CO2 reduction is simple in theory: the less time delivery drivers spend on the road, the lower the environmental footprint. 

Today’s technology allows for automated route optimisation, therefore increasing vehicle efficiency. Greenplan, a DHL-financed start-up, has developed an algorithm that supports green route-planning and accounts for factors such as carbon emissions of vehicle type and range limits of electric vehicles. By combining these, Greenplan creates automated route optimisation for more efficient and sustainable journeys. 

However, the technology can not only help to reduce emissions, but also contribute to better customer satisfaction. Budbee, a Swedish carrier, also used an algorithm to create efficient routes which also allows consumers to change their delivery to a one-hour time slot – increasing first-time delivery attempts and reducing the time drivers are on roads.

  1. Going the extra mile for a green smile: localise delivery 

Local delivery offers a solution for both sustainable and flexible delivery services. By using local delivery networks, a parcel needs to travel a shorter distance, which reduces emissions and gets a faster delivery to the customer.

Take Amazon as an example. In March 2020, the e-commerce giant doubled down on its local delivery strategy, investing in a network of new micro-fulfilment centres that stock popular items bought by consumers within a particular region. In this way, Amazon can offer customers speed and convenience while reducing emissions. 

Local delivery strategies aren’t just for e-commerce giants, however, as smaller, more independent ecommerce stores can also look closer to home. 

For example, if you have many parcels in the region, you can have them delivered by a local courier, maybe even by bike or on foot. Lockers are also becoming more popular, allowing multiple deliveries to be dropped off and picked up at a time convenient to the consumer. 

Not only does this save CO2, but the shorter distance often allows you to deliver faster than through a national network. 

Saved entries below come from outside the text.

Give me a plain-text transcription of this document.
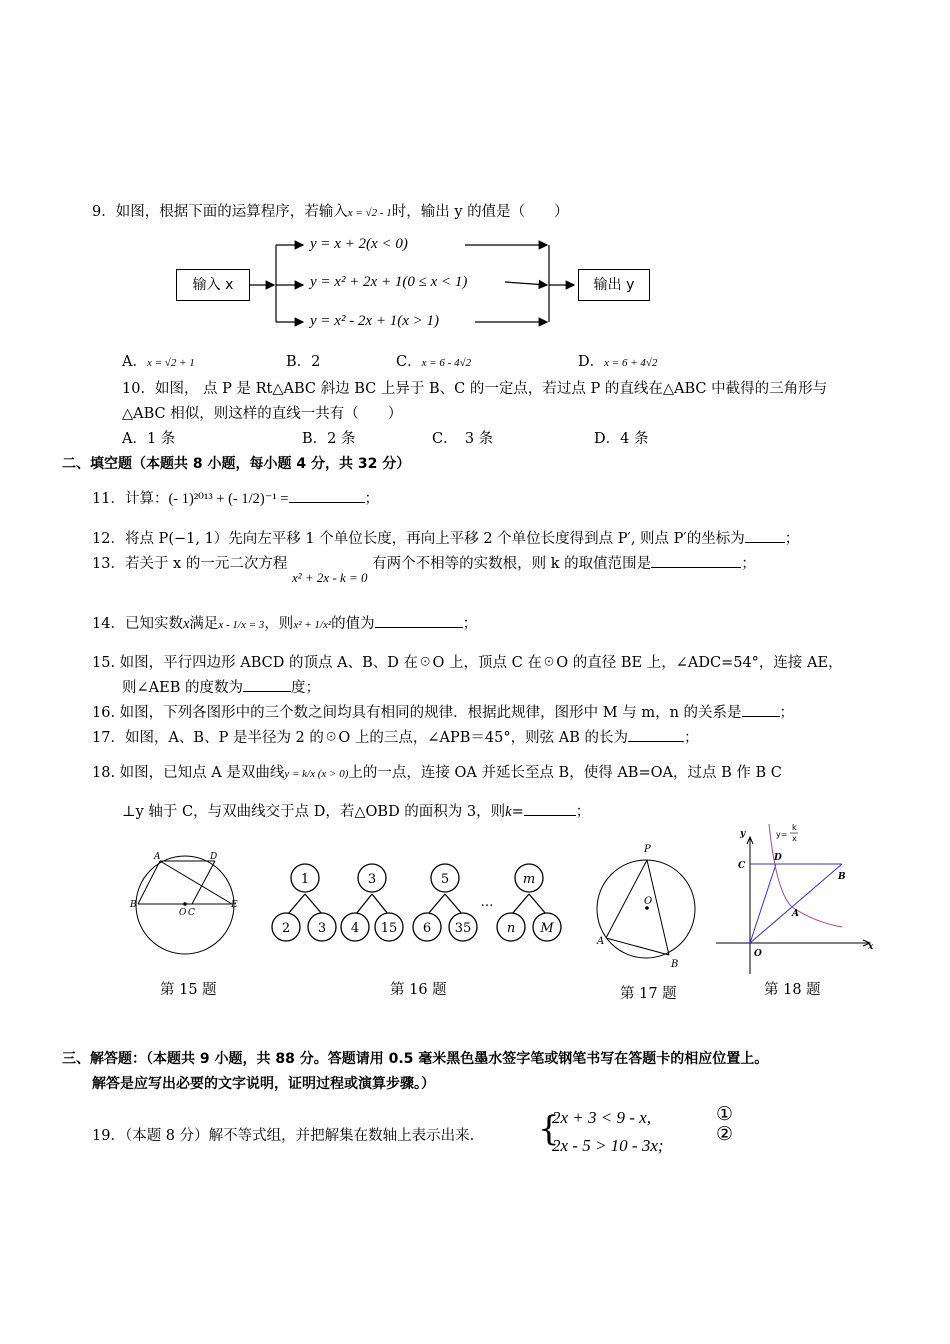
9．如图，根据下面的运算程序，若输入x = √2 - 1时，输出 y 的值是（　　）
输入 x	输出 y
y = x + 2(x < 0)
y = x² + 2x + 1(0 ≤ x < 1)
y = x² - 2x + 1(x > 1)
A．x = √2 + 1	B．2	C．x = 6 - 4√2	D．x = 6 + 4√2
10．如图， 点 P 是 Rt△ABC 斜边 BC 上异于 B、C 的一定点，若过点 P 的直线在△ABC 中截得的三角形与
△ABC 相似，则这样的直线一共有（　　）
A．1 条	B．2 条	C．　3 条	D．4 条
二、填空题（本题共 8 小题，每小题 4 分，共 32 分）
11．计算：(- 1)²⁰¹³ + (- 1/2)⁻¹ =	；
12．将点 P(−1, 1）先向左平移 1 个单位长度，再向上平移 2 个单位长度得到点 P′, 则点 P′的坐标为	；
13．若关于 x 的一元二次方程 x² + 2x - k = 0 有两个不相等的实数根，则 k 的取值范围是	；
14．已知实数x满足x - 1/x = 3，则x² + 1/x²的值为	；
15. 如图，平行四边形 ABCD 的顶点 A、B、D 在☉O 上，顶点 C 在☉O 的直径 BE 上，∠ADC=54°，连接 AE，
则∠AEB 的度数为	度；
16. 如图，下列各图形中的三个数之间均具有相同的规律．根据此规律，图形中 M 与 m，n 的关系是	；
17．如图，A、B、P 是半径为 2 的☉O 上的三点，∠APB＝45°，则弦 AB 的长为	；
18. 如图，已知点 A 是双曲线y = k/x (x > 0)上的一点，连接 OA 并延长至点 B，使得 AB=OA，过点 B 作 B C
⊥y 轴于 C，与双曲线交于点 D，若△OBD 的面积为 3，则k=	；
A	D
B
O C
E
1
2 3
3
4 15
5
6 35
m
n M
…
P
O
A
B
y
x
O
C
D
A
B
y=
k
x
第 15 题	第 16 题	第 17 题	第 18 题
三、解答题：（本题共 9 小题，共 88 分。答题请用 0.5 毫米黑色墨水签字笔或钢笔书写在答题卡的相应位置上。
解答是应写出必要的文字说明，证明过程或演算步骤。）
19．（本题 8 分）解不等式组，并把解集在数轴上表示出来. {
2x + 3 < 9 - x,
2x - 5 > 10 - 3x;
①
②
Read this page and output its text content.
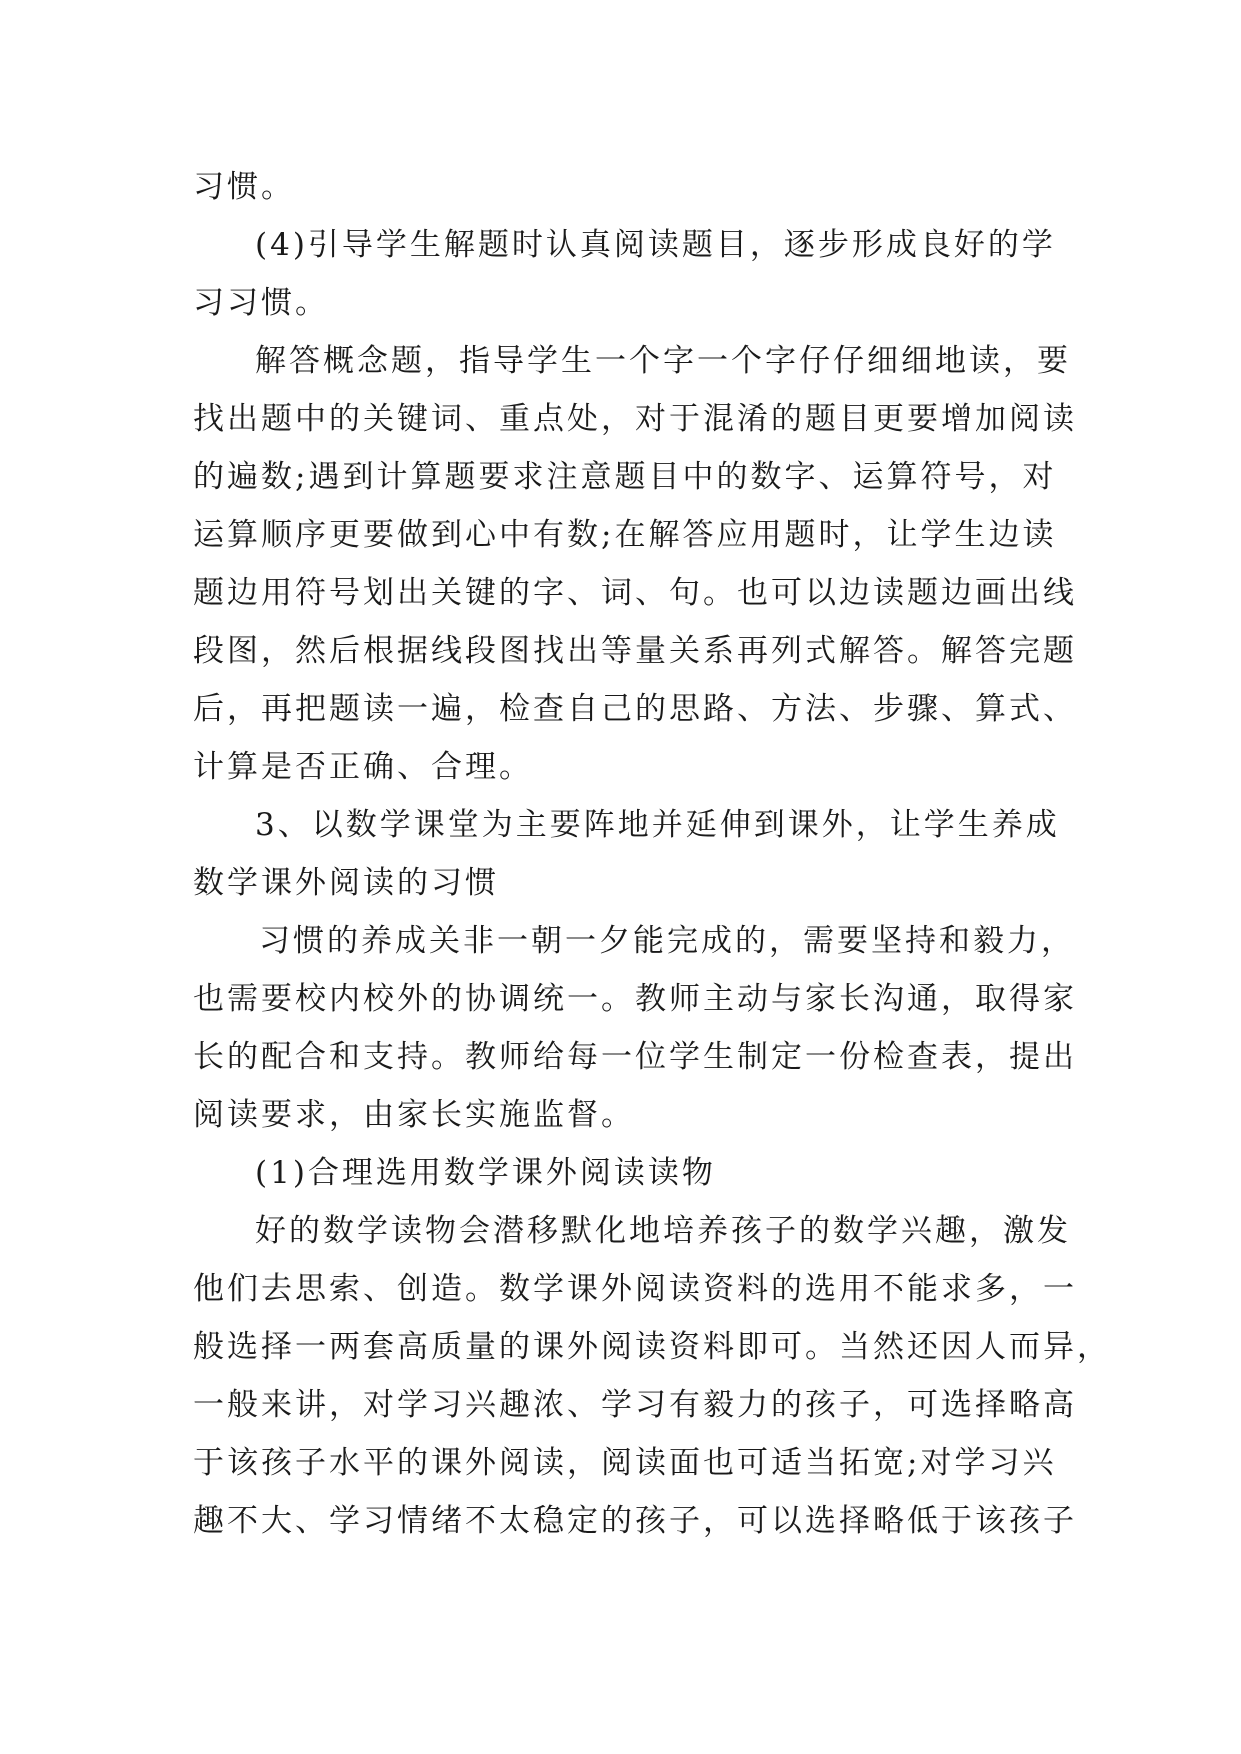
习惯。
(4)引导学生解题时认真阅读题目，逐步形成良好的学
习习惯。
解答概念题，指导学生一个字一个字仔仔细细地读，要
找出题中的关键词、重点处，对于混淆的题目更要增加阅读
的遍数;遇到计算题要求注意题目中的数字、运算符号，对
运算顺序更要做到心中有数;在解答应用题时，让学生边读
题边用符号划出关键的字、词、句。也可以边读题边画出线
段图，然后根据线段图找出等量关系再列式解答。解答完题
后，再把题读一遍，检查自己的思路、方法、步骤、算式、
计算是否正确、合理。
3、以数学课堂为主要阵地并延伸到课外，让学生养成
数学课外阅读的习惯
习惯的养成关非一朝一夕能完成的，需要坚持和毅力，
也需要校内校外的协调统一。教师主动与家长沟通，取得家
长的配合和支持。教师给每一位学生制定一份检查表，提出
阅读要求，由家长实施监督。
(1)合理选用数学课外阅读读物
好的数学读物会潜移默化地培养孩子的数学兴趣，激发
他们去思索、创造。数学课外阅读资料的选用不能求多，一
般选择一两套高质量的课外阅读资料即可。当然还因人而异，
一般来讲，对学习兴趣浓、学习有毅力的孩子，可选择略高
于该孩子水平的课外阅读，阅读面也可适当拓宽;对学习兴
趣不大、学习情绪不太稳定的孩子，可以选择略低于该孩子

Disrupting deliveries: shaking up the status quo 

The delivery market is on the move. In the race for fast and flexible delivery, businesses must also adopt more sustainable, affordable shipping solutions that make the last mile of delivery more eco-friendly. 

Innovation in technologies such as automation and electric vehicles as well as smarter delivery strategies are needed to meet consumer demands and deliver sustainably at the same time. 

The first steps have been taken. Now it’s time to think outside the (delivery) box.